For intaglio printing, however, the normal drawing procedure is followed; in other words, the engraved lines come out positive in the print. The classic material for intaglio printing is a perfectly smooth and polished copper plate, which can be worked either with a graving tool or an etching needle. This is hardly a technique which can be self-taught, it needs to be learned systematically and with much practice. The following is intended as a description of the process, not as a course of instruction.
Etching comes closer to ordinary drawing than any other of the cutting or engraving processes. It is not so technically elaborate as copper or steel plate engraving. Even an etching, however, does not reproduce a drawing as directly as a lithograph.
The etcher covers the blank plate of copper with the thinnest skin of wax or a ready-prepared etching ground, generally a mixture of wax and asphalt. He then draws on this without special pressure with the etching needle, baring the copper with fine strokes. The drawing stands out against the ground in light copper color.

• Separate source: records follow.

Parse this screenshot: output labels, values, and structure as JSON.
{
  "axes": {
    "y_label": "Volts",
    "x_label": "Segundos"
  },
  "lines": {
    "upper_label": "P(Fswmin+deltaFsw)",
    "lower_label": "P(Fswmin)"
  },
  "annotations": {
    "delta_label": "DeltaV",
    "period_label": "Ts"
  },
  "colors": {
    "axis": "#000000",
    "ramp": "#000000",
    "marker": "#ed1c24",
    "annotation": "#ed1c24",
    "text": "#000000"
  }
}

Then the plate is placed in a dish and diluted nitric acid is poured over it. If the plate is very large, a border of wax can be built up round the edge, forming a tray on the plate itself to hold the acid. The acid bites into the copper where it has been uncovered by the needle for as long as it is kept in contact with the plate, working both downwards and sideways into the metal. Thus, all the lines made by the needle become thicker as time goes on.
When the right time has elapsed, the acid is poured off and the plate washed. Then the ground is removed with paraffin or spirits. Next the etched plate is warmed, and printing ink is rubbed hard into it with a leather or cloth pad. The surface untouched by the acid is wiped clean of ink, first. with a wad of fine muslin and finally with the hand, so that the ink remains only in the grooves.
The plate is then put into an etching press, which is rather similar to a wringer, but has strong iron instead of rubber rollers, between which the plate is squeezed, together with the moistened etching paper and a piece of felt, which are laid over it. The paper sucks the ink out of the grooves and emerges with a mirror image of the etched drawing - and a slight skin of the ink, which can never be completely removed from the top surface of the plate.
This first pull shows the etcher whether the drawing is to remain with all its lines of the same thickness or whether some parts need etching more deeply. If so, all the rest must again be covered with ground. New lines can also be added, and the whole etching process is repeated.
It is characteristic of an etching that the line is never as sharp as a pen stroke on hard paper. The acid cuts into the metal with branches and veins like ink into blotting paper, although this can be seen only under a magnifying glass. The etched line thus has a certain softness. Another characteristic feature is the thin skin of ink over the whole plate, and the quite sensible and visible impression left by the plate on the paper when it was damp and soft. If a large plate has been given a border of wax, as described above, the picture will fade out towards the edges where the wax covered it over and prevented the acid from getting in.